The natural logarithm preserves computability on positive reals. Workers verifying that Recognition Science constants remain algorithmically approximable cite this when confirming that logs of derived quantities stay inside the computable reals. The proof is a one-line wrapper invoking a global instance for the logarithm operation.

Claim. If a real number $x > 0$ admits an algorithm that, for every $n$, produces a rational $q$ with $|x - q| < 2^{-n}$, then the same holds for $ln x$.

background

The Computable class, defined in this module, states that a real admits a sequence of rational approximations with error less than $2^{-n}$. The module addresses the distinction between classical proof machinery and output computability for Recognition Science constants.
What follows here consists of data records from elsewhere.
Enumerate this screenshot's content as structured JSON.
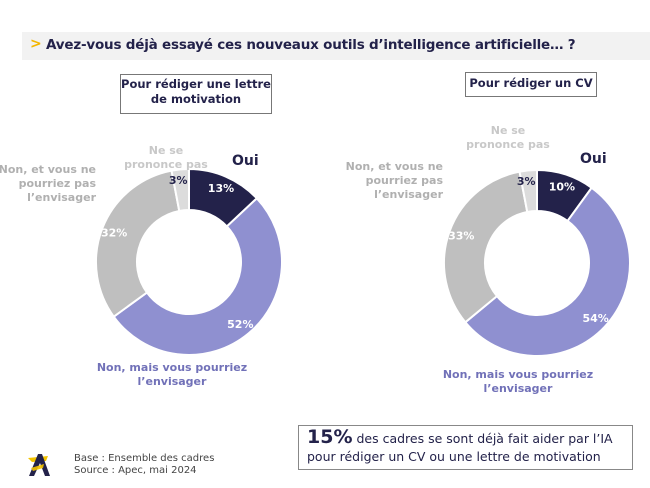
{
  "title": {
    "chevron": ">",
    "text": "Avez-vous déjà essayé ces nouveaux outils d’intelligence artificielle… ?"
  },
  "colors": {
    "oui": "#23224a",
    "non_mais": "#8f90d0",
    "non_pas": "#bfbfbf",
    "ne_se_prononce": "#dcdcdc",
    "accent": "#f3b600"
  },
  "chart_data": [
    {
      "type": "pie",
      "variant": "donut",
      "title": "Pour rédiger une lettre de motivation",
      "categories": [
        "Oui",
        "Non, mais vous pourriez l’envisager",
        "Non, et vous ne pourriez pas l’envisager",
        "Ne se prononce pas"
      ],
      "values": [
        13,
        52,
        32,
        3
      ],
      "data_labels": [
        "13%",
        "52%",
        "32%",
        "3%"
      ],
      "unit": "%"
    },
    {
      "type": "pie",
      "variant": "donut",
      "title": "Pour rédiger un CV",
      "categories": [
        "Oui",
        "Non, mais vous pourriez l’envisager",
        "Non, et vous ne pourriez pas l’envisager",
        "Ne se prononce pas"
      ],
      "values": [
        10,
        54,
        33,
        3
      ],
      "data_labels": [
        "10%",
        "54%",
        "33%",
        "3%"
      ],
      "unit": "%"
    }
  ],
  "labels": {
    "oui": "Oui",
    "ns_line1": "Ne se",
    "ns_line2": "prononce pas",
    "nonpas_line1": "Non, et vous ne",
    "nonpas_line2": "pourriez pas",
    "nonpas_line3": "l’envisager",
    "mais_line1": "Non, mais vous pourriez",
    "mais_line2": "l’envisager"
  },
  "boxes": {
    "left_line1": "Pour rédiger une lettre",
    "left_line2": "de motivation",
    "right": "Pour rédiger un CV"
  },
  "footer": {
    "base": "Base : Ensemble des cadres",
    "source": "Source : Apec, mai 2024"
  },
  "callout": {
    "big": "15%",
    "line1_rest": " des cadres se sont déjà fait aider par l’IA",
    "line2": "pour rédiger un CV ou une lettre de motivation"
  }
}
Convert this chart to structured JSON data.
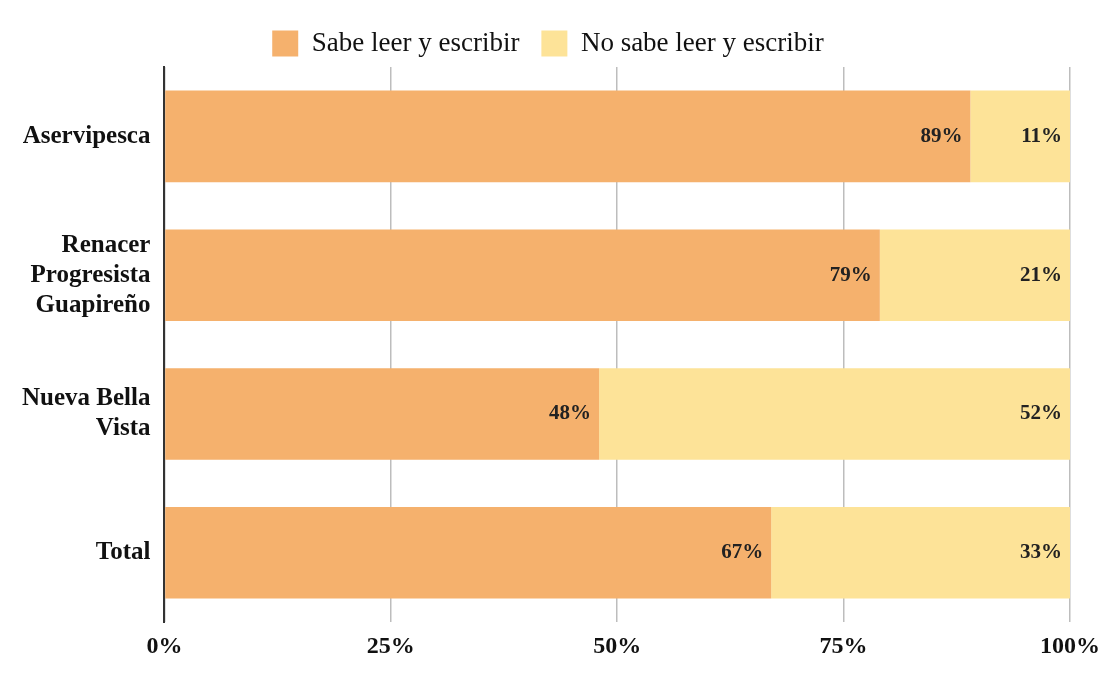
{
  "chart_data": {
    "type": "bar",
    "orientation": "horizontal",
    "stacked": true,
    "categories": [
      "Aservipesca",
      "Renacer Progresista Guapireño",
      "Nueva Bella Vista",
      "Total"
    ],
    "series": [
      {
        "name": "Sabe leer y escribir",
        "color": "#f5b16d",
        "values": [
          89,
          79,
          48,
          67
        ],
        "value_labels": [
          "89%",
          "79%",
          "48%",
          "67%"
        ]
      },
      {
        "name": "No sabe leer y escribir",
        "color": "#fde398",
        "values": [
          11,
          21,
          52,
          33
        ],
        "value_labels": [
          "11%",
          "21%",
          "52%",
          "33%"
        ]
      }
    ],
    "xlim": [
      0,
      100
    ],
    "xticks": [
      {
        "value": 0,
        "label": "0%"
      },
      {
        "value": 25,
        "label": "25%"
      },
      {
        "value": 50,
        "label": "50%"
      },
      {
        "value": 75,
        "label": "75%"
      },
      {
        "value": 100,
        "label": "100%"
      }
    ],
    "grid": "x",
    "legend": "top"
  }
}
It notes that quantities such as $pi$ and $phi$ remain computable even when proofs use classical logic, and that the derived constants satisfy the algorithmic approximation property regardless of the logic employed in their derivation.

proof idea

One-line wrapper that applies infer_instance to the global classical instance for Real.log on positive reals.

why it matters

This theorem is invoked directly by log_phi_computable to establish that ln phi is computable. It supports the module's resolution of the classical-versus-constructive objection by confirming that logarithms of RS-native constants remain algorithmically accessible. The result aligns with the framework's emphasis on computable outputs for constants such as hbar = phi^{-5} and the phi-ladder mass formula.